Entre 2021 et 2023, aucun dysfonctionnement sur l’exécution du contrat n’est signalé. Entre les mois de janvier et juin 2023, LBPLF déclare avoir acquis la propriété de nombreuses factures :
* 221 factures cédées par voie de subrogation conventionnelle par AKA pour un montant total de 3 484 643,48€;
* 60 factures cédées par voie de subrogation conventionnelle par P.A.G.C, pour un montant total de 1 210 772,57€.
Toutefois, à l’occasion de ses opérations de relance et de recouvrement, LBPLF déclare s’être heurtée à des impayés : certaines factures sont contestées fermement par les clients de PAGC et AKA qui remettent en cause leur bien-fondé.

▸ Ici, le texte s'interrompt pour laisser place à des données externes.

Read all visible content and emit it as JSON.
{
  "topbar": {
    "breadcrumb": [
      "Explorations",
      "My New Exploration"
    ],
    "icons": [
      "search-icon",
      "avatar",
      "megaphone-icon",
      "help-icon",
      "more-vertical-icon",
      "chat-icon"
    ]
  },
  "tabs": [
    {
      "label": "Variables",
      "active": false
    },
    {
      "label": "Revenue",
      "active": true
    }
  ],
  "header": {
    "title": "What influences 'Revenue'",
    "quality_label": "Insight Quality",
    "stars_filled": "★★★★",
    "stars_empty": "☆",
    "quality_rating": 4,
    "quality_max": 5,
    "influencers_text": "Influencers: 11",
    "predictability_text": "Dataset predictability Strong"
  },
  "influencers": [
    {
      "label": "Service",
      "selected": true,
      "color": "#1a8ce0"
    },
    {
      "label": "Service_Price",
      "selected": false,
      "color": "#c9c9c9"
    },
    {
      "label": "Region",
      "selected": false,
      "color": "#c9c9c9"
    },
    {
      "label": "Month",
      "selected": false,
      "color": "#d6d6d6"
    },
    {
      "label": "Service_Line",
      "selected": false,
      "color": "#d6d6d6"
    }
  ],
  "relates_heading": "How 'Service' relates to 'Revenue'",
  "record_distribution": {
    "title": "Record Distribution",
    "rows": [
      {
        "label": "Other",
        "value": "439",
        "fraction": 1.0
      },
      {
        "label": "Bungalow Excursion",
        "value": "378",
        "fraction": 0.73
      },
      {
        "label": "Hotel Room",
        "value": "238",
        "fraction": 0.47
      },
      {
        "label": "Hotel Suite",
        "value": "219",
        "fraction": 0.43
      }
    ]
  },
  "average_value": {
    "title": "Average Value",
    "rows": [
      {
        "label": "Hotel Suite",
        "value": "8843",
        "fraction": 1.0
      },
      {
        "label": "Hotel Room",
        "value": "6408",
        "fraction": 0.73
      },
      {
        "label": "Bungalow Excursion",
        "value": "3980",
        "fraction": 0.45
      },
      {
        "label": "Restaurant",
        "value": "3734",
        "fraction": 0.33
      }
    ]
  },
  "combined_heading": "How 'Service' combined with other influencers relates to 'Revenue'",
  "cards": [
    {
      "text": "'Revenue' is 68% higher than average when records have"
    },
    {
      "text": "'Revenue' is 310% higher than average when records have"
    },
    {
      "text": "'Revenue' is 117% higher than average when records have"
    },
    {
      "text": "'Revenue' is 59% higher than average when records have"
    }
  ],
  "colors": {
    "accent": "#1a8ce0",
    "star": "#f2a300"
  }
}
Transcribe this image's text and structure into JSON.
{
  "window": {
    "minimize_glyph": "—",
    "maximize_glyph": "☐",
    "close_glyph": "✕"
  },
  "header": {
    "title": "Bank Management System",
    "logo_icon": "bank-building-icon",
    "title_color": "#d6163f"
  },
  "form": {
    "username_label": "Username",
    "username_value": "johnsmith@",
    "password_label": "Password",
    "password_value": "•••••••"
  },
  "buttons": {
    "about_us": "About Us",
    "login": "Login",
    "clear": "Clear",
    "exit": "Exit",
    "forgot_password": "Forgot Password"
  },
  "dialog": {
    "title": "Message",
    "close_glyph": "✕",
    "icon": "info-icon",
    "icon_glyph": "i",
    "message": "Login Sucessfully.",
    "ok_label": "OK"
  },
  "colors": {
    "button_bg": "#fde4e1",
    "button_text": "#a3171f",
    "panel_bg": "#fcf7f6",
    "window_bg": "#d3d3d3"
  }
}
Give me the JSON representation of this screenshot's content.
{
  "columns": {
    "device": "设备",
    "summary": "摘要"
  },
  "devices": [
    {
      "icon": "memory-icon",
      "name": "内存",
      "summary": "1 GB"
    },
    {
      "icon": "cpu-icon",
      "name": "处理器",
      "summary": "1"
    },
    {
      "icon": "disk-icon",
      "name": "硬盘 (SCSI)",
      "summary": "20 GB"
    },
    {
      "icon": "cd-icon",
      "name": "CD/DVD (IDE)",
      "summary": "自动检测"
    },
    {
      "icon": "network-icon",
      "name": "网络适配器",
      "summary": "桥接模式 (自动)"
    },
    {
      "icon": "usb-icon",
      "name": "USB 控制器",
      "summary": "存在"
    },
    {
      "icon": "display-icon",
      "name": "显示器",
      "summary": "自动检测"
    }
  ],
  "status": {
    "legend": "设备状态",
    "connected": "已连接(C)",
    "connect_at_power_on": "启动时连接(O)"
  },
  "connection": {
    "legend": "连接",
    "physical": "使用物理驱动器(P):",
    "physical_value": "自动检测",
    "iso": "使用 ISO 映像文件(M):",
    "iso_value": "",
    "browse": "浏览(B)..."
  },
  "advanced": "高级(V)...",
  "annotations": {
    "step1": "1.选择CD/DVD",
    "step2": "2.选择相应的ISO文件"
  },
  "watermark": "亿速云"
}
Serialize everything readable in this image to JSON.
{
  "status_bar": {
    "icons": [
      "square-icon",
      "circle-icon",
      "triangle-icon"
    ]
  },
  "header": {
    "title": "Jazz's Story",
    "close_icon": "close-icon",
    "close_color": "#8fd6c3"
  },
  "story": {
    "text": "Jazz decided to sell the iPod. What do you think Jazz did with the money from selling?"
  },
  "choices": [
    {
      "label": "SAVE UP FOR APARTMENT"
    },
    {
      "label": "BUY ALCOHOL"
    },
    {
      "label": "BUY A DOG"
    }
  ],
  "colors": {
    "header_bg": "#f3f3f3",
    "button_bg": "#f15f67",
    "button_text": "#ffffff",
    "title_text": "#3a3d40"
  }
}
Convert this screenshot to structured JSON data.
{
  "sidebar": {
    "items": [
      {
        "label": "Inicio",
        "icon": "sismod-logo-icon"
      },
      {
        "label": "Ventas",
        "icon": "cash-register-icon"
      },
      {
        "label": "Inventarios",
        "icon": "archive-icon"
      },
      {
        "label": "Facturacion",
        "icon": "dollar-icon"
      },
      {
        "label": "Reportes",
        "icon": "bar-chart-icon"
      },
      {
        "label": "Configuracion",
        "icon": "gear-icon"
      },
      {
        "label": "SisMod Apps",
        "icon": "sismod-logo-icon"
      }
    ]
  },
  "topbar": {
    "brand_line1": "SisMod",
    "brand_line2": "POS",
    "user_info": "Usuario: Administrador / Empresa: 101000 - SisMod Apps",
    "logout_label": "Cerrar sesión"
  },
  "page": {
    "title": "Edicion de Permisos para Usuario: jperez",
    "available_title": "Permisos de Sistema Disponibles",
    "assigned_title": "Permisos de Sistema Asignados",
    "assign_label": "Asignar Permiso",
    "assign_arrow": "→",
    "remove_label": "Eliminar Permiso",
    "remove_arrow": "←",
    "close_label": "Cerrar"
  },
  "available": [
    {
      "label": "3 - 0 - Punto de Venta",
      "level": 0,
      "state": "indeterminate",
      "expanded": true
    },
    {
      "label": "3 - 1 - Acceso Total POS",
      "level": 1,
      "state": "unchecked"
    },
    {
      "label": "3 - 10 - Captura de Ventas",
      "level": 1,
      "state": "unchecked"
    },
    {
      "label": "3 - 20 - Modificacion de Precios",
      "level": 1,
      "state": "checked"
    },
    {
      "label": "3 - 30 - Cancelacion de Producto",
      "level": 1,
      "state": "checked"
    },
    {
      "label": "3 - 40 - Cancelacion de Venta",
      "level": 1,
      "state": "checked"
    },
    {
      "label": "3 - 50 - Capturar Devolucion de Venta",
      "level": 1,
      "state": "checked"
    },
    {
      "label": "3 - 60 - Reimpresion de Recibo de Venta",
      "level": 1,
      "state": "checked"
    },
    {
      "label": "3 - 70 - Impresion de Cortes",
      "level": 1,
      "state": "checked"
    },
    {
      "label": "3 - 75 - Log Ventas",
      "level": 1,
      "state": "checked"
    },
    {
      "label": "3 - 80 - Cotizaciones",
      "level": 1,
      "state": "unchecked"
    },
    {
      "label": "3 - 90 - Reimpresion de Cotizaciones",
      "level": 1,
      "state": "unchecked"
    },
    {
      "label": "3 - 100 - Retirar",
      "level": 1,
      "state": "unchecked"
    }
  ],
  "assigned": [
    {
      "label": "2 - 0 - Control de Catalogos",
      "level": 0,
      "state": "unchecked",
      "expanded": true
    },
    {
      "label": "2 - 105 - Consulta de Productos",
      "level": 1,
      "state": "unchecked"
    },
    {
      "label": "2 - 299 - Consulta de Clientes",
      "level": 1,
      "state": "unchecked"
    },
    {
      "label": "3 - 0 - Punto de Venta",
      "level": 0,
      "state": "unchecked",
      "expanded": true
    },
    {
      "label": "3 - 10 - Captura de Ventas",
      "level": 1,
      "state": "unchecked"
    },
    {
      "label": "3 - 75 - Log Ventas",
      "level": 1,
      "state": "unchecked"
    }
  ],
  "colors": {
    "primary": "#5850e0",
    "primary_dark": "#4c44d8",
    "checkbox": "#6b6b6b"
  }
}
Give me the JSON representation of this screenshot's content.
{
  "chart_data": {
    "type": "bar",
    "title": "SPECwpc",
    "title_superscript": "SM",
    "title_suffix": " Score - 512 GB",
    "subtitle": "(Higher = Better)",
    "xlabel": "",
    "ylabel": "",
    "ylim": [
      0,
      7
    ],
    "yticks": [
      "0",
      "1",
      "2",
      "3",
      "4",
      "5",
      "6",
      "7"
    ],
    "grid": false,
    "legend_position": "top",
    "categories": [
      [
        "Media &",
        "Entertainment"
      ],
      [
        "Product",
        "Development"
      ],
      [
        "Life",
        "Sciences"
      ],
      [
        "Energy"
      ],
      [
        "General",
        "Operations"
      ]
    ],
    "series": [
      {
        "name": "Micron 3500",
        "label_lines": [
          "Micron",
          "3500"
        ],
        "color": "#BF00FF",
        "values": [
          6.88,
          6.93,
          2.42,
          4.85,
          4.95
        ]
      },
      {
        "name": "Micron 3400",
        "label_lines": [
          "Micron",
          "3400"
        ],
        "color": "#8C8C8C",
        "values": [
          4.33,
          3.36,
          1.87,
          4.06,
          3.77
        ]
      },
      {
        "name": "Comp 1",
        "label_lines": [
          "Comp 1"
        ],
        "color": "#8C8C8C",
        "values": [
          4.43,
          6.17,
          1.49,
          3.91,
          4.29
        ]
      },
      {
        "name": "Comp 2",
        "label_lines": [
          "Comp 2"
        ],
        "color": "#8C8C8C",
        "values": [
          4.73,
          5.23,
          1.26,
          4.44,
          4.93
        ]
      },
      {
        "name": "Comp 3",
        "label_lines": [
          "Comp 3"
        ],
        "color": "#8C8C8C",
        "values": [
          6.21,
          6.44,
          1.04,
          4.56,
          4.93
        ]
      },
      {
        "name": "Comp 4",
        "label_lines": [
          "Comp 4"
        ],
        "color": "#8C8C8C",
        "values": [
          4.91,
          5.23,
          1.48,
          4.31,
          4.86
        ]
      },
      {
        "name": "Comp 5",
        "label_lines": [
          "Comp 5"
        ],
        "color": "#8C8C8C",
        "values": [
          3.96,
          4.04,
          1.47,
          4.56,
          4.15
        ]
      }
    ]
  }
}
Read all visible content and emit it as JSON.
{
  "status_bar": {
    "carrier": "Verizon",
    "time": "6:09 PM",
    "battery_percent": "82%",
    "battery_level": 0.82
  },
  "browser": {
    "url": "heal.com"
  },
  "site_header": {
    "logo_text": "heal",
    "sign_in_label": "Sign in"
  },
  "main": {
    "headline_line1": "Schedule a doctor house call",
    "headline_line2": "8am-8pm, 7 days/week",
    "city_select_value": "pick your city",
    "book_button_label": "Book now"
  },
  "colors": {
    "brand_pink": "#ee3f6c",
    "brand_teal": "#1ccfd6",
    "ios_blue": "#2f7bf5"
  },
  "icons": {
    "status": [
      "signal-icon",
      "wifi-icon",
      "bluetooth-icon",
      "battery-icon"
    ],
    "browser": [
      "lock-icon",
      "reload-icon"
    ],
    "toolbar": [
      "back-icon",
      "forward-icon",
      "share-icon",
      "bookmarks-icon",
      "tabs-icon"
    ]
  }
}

Plus gravement, certains débiteurs opposent l’inexistence de relations commerciales à LBPLF avec les sociétés.
Conformément au Contrat d’Affacturage, de nombreux avis de litiges ont été envoyés par LBPLF à AKA et PAGC entre les mois de juin et août 2023 afin de les alerter sur les difficultés rencontrées ; des échanges oraux et documentaires ont eu lieu sans qu’aucune des parties demanderesses ou défenderesse ne s’en satisfasse.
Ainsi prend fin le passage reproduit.